Выбрать главу

В мировой практике реакторостроения аналогов не существует. Здесь что-то принципиально новое. Установка будет работать в надкритическом режиме. Специальные устройства должны прерывать цепную реакцию через несколько десятков микросекунд после того, как она достигнет установленного уровня. Специальные устройства… А разрешима ли подобная задача вообще?.. Лаборатории нейтронной физики для экспериментов требуется именно такая установка. Обработка металлов. Потом такие импульсные установки будут внедрять в заводские лаборатории. Но можно ли осуществлять реакцию в определенном диапазоне? Реактор-генератор?..

Возможно ли?.. Мы, кажется, уже зашли в тупик. Я как руководитель не могу подсказать, в каком направлении двигаться дальше.

Подымахов пока не вызывает, не требует ответа. Но день настанет…

«Зашились, гиганты мысли?!» — протрубит он на весь институт. Подымахов любит жаргонные словечки. Подражает Ферми. А может быть, в силу собственной необузданной натуры. Он даже обрадуется, что именно я «зашился». Не исключено: во главе «думающей группы» поставил не без умысла — ведь это стажировка на директора института.

Вишняков все еще курит.

— Вишняков! А вагон-то для некурящих…

— Виноват, Алексей Антонович. Конец рабочего дня. Думаю, дай закурю…

— Кстати, как ваши детки?

— Детки? Спасибо. Поправляются. Обыкновенная ветрянка. Жена купила барабан. Чуть с ума не сошел. Догадался: подарил каждому по складному ножу. Теперь барабан разрезали на две части.

— Рационализация. А вы, холостяки, чем заняты сегодня?
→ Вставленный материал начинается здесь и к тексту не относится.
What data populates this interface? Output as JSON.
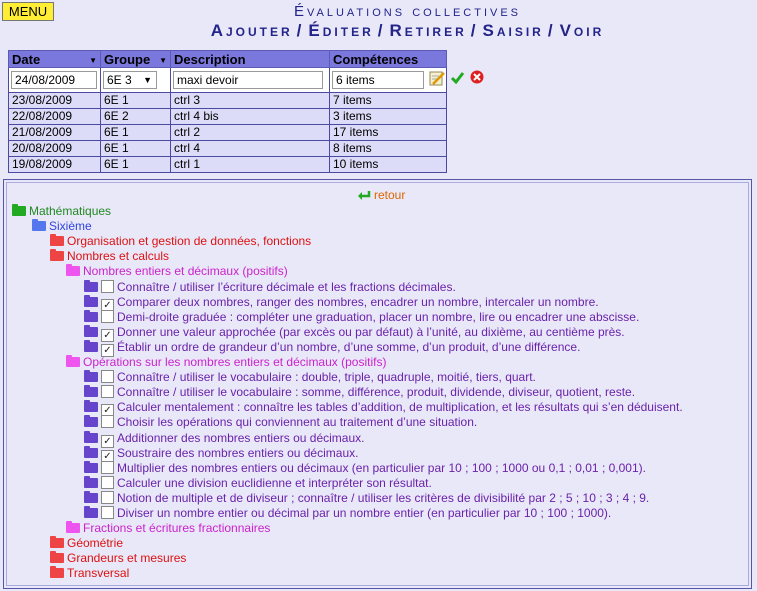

Ардашин и Бочаров пожимают плечами. Они живут в одном коттедже и, как мне известно, по вечерам заняты отысканием все того же оптимального варианта; оттого и заходит ум за разум.

— Вот что, друзья. Сегодня мне стукнуло сорок пять. Дата не совсем круглая, юбилеев не будет. До юбилея еще нужно дожить. А впрочем, все юбилеи скучны, как похороны. Прошу всех к семи ко мне на квартиру. Без цветов и подарков. Маленький товарищеский ужин. Вишняков — в полном семейном составе. Будут дамы.

«Авгуры» смущены. Из них еще никто не бывал у меня на квартире. Молчат. Наконец находится самый догадливый:

— Поздравляем, Алексей Антонович! Благодарим. Будем.

Голова этот Ардашин. Воспитан, учтив. Цезарь не сказал бы короче.

3

За глаза Подымахова мы называем «Опускаховым» или «Носорогом». Так уж повелось у физиков: давать прозвища своим наставникам. Великого Резерфорда, например, ученики в шутку окрестили «Крокодилом». Потом в честь Резерфорда в лабораториях стали употреблять новую единицу измерения разности потенциалов — «крокодил», равный миллиону вольт.

Любопытно, что будут измерять «носорогами»? Неуравновешенность характера?..

Подымахов — ученый старшего поколения. Все знаменитые физики носят усы: Подымахов тоже носит усы. И до сизого блеска бреет подбородок. Это могучий мужчина с густой седеющей шевелюрой. Лицо значительное, изрезанное крупными морщинами. Форточка в его кабинете открыта даже в самую холодную погоду. В кабинете неуютно, словно в языческом капище. Большую часть времени Подымахов проводит на «территории». «Территория» отгорожена от остального мира высоким дощатым забором. Новички приходят сюда с боязливым трепетом. Ведь тут оно и есть, то самое… Атомград!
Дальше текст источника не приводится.